Kosovo’s NATO membership unlikely for now amid calls for accession

Following Russia’s invasion of Ukraine and fears over potential aggression by Serbia which remains the only country in Europe, asides from Belarus, not to enact sanctions against Moscow, Kosovo has called for accelerated accession to NATO. [EPA-EFE/HUNTER CONE]

Kosovo’s request to join NATO appears highly unlikely due to a lack of consensus between members, and there are no foreseen processes that would speed up the process, according to a NATO official.

Following Russia’s invasion of Ukraine and fears over potential aggression by Serbia which remains the only country in Europe, asides from Belarus, not to enact sanctions against Moscow, Kosovo has called for accelerated accession to NATO.

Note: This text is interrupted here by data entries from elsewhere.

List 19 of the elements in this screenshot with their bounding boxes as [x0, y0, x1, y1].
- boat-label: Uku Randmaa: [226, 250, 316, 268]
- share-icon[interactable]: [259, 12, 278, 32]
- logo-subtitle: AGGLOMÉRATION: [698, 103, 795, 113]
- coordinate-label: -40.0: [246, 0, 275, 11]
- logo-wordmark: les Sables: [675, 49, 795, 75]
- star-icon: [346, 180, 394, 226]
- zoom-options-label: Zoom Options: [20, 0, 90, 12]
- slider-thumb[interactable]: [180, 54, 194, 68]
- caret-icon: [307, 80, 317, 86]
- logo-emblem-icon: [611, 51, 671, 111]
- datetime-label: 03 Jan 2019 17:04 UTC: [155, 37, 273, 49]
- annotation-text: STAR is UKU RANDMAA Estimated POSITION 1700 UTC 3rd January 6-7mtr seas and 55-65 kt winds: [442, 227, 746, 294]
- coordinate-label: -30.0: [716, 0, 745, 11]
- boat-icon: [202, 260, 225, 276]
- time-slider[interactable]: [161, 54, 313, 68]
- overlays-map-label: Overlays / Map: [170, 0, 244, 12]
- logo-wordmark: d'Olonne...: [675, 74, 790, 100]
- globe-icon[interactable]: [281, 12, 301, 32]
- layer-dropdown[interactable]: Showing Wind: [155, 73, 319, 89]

As fears amount in Prishtina over regional instability and the potential of Serbia to take action against the country, it seems unlikely that its wish to join the alliance will come to fruition.

When asked by Exit, the official said that “all decisions by NATO, including those related to membership, are taken by the North Atlantic Council, by a unanimous vote.”

Kosovo is recognised by 26 out of 30 NATO members, meaning it would be impossible for them to get the needed unanimous vote. Spain, Greece, Romania and Slovakia, all NATO members, do not recognise Kosovo.

Furthermore, the official stated that the accession criteria is as per Article 10 of the Washington Treaty and the process of accession remains unchanged.

The official added that “NATO’s engagement in Kosovo has not changed. We remain strongly committed through the NATO mandated Kosovo Force (KFOR) which contributes to a safe and secure environment and to wider stability in the Western Balkans.”

Any changes to the position of NATO and KFOR remain conditions-based and not calendar-driven, the official summarised.